Classification Under Local Differential Privacy with Model Reversal and Model Averaging.

Caihong Qin1, Yang Bai2

  • 1Department of Epidemiology and Biostatistics, School of Public Health, Indiana University, Indiana, USA.

Journal of Machine Learning Research : JMLR
|June 30, 2026
PubMed
Summary
This summary is machine-generated.

Local differential privacy (LDP) enhances data security but reduces utility.
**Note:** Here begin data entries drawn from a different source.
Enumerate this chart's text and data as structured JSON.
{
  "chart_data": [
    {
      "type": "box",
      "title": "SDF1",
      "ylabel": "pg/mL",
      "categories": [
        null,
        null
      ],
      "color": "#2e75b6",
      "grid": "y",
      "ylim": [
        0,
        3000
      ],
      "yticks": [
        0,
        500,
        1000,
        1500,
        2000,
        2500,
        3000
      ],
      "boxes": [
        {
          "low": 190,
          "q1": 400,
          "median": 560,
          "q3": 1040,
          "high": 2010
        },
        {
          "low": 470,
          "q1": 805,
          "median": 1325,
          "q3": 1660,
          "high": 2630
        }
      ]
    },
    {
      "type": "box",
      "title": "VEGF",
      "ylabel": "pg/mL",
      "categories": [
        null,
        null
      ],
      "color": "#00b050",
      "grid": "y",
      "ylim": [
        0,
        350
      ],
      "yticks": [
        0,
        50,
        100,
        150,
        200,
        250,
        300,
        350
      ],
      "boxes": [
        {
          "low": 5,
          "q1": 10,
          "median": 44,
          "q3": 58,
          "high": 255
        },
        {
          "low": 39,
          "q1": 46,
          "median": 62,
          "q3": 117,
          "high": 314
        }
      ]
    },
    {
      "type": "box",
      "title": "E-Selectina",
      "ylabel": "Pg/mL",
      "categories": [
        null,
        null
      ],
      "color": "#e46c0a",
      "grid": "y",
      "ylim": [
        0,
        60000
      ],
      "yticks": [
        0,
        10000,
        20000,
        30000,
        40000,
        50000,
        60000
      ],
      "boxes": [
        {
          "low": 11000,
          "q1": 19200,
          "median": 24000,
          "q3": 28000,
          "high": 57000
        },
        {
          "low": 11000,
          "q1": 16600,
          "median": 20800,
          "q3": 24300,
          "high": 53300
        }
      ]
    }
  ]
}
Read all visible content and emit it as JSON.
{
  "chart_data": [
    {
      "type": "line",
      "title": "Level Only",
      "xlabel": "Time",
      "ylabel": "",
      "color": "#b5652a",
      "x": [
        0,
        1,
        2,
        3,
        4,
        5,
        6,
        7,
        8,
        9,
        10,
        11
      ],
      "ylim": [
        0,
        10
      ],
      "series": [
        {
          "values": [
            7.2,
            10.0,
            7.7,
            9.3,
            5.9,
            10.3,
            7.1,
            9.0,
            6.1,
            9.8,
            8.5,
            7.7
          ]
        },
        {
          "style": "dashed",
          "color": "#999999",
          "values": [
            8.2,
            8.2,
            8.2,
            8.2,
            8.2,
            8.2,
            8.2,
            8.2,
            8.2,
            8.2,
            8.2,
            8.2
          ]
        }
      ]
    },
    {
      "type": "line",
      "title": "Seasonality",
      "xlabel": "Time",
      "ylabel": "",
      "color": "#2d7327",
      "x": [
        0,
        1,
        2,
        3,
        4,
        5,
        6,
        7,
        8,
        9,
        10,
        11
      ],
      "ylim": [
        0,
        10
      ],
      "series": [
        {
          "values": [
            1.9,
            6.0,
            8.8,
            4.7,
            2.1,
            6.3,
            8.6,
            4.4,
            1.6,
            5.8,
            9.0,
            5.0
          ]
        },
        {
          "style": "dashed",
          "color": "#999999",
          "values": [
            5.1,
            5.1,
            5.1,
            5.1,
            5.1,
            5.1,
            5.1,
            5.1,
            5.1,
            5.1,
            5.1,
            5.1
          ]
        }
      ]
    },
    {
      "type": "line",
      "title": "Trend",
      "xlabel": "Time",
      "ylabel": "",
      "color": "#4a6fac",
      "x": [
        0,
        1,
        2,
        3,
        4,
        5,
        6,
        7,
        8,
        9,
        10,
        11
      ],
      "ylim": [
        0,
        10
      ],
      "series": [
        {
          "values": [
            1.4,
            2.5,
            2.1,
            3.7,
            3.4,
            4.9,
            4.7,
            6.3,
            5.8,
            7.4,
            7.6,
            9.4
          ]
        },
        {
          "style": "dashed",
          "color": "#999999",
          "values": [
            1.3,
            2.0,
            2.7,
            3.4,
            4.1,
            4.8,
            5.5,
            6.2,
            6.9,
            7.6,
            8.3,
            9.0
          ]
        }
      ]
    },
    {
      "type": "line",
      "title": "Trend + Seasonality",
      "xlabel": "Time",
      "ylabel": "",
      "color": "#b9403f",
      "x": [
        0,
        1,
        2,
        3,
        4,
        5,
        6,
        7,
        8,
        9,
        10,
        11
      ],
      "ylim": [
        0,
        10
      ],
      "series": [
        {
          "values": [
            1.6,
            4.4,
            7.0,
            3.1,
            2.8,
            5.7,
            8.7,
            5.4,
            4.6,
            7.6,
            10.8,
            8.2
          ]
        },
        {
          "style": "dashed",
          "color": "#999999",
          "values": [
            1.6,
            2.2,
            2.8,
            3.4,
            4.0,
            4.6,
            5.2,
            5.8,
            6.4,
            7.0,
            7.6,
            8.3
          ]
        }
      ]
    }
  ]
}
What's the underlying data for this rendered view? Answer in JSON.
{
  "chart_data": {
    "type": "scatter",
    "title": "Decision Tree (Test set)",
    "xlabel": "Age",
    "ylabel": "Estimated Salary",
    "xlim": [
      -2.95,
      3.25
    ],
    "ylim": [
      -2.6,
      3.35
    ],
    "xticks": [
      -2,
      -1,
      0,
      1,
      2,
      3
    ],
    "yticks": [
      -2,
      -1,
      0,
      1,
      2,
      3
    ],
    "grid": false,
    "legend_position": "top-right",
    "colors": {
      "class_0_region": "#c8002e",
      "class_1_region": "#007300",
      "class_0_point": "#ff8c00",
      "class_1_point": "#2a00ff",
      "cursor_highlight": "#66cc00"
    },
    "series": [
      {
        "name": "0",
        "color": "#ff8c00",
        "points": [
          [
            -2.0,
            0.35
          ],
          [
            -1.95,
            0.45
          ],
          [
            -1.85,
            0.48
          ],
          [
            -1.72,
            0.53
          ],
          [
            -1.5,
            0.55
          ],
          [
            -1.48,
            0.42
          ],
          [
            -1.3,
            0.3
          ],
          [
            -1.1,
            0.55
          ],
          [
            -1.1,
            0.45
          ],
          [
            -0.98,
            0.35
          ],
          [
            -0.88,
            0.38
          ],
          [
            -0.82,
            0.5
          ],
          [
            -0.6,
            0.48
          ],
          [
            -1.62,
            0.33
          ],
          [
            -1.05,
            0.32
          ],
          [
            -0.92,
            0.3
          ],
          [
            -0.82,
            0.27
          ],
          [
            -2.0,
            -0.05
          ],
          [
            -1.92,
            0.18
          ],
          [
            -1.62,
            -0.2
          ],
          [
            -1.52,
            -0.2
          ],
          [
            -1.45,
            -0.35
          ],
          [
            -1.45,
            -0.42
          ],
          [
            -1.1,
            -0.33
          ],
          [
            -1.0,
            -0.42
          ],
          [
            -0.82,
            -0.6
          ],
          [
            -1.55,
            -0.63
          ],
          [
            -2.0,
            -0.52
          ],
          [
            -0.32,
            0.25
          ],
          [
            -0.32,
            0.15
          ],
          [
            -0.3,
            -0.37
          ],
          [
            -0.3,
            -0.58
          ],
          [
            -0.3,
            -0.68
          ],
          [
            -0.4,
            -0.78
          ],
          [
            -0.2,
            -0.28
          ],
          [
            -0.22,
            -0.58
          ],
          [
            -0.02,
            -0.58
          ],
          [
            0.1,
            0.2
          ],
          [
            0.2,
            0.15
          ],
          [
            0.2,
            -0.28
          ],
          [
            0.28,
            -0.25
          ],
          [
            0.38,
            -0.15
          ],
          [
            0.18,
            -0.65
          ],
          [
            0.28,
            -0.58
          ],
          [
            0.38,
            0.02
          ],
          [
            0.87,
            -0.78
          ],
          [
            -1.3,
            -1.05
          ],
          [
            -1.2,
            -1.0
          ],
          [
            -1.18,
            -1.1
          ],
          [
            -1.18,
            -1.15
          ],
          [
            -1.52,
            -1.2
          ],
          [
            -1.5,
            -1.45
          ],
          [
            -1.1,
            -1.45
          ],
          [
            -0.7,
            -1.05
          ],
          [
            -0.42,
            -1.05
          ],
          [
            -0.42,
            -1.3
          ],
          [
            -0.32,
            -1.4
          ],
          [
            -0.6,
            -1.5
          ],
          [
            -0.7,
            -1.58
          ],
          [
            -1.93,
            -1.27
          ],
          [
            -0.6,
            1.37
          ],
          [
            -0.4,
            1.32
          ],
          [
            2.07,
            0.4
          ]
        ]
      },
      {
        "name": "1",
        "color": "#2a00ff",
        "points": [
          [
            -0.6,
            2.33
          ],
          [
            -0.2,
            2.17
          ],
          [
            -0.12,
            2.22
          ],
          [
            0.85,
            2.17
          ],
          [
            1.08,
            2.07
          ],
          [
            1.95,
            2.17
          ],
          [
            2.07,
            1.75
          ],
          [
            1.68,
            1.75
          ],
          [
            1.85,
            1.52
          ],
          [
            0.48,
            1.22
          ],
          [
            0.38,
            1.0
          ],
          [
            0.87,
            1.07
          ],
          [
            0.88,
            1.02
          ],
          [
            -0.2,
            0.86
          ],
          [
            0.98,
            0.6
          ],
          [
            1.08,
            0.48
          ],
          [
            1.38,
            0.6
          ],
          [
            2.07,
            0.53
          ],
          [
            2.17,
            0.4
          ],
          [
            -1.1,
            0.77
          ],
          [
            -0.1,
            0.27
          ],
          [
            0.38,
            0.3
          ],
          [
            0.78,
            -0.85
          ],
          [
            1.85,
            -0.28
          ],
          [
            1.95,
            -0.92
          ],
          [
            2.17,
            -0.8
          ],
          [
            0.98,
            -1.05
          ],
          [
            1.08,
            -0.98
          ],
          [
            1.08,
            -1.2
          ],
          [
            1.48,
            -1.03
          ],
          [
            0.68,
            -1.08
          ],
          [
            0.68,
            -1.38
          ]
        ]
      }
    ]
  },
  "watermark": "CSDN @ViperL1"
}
This study reframes LDP as transfer learning, using novel techniques like model reversal and averaging to significantly boost classification accuracy without compromising privacy.

Keywords:
dataset utilityexcess riskfunctional dataprivate learningtransfer learning

Related Experiment Videos

Area of Science:

  • Computer Science
  • Data Privacy
  • Machine Learning

Background:

  • Local differential privacy (LDP) offers robust data protection at the source.
  • LDP's inherent noise often degrades data utility, posing challenges for analysis.
  • Existing methods lack effective strategies to balance LDP privacy with data utility.

Purpose of the Study:

  • To improve classification performance in the context of Local Differential Privacy (LDP).
  • To address the utility-privacy trade-off inherent in LDP mechanisms.
  • To propose novel techniques for private learning under LDP.

Main Methods:

  • Reinterpreting private learning under LDP as a transfer learning problem (noisy data as source, clean data as target).
  • Developing a noised binary feedback mechanism for estimating dataset utility.
  • Implementing model reversal to salvage underperforming classifiers.
  • Utilizing model averaging with utility-based weights for enhanced performance.

Main Results:

  • Theoretical excess risk bounds under LDP were established and demonstrated to be reduced by the proposed methods.
  • Empirical validation on simulated and real-world datasets confirmed substantial improvements in classification accuracy.
  • The novel techniques effectively mitigate the utility loss associated with LDP.

Conclusions:

  • The proposed transfer learning approach significantly enhances classification accuracy under LDP.
  • Model reversal and averaging are effective strategies for improving utility in LDP settings.
  • This work provides a practical framework for achieving high utility while maintaining strong privacy guarantees.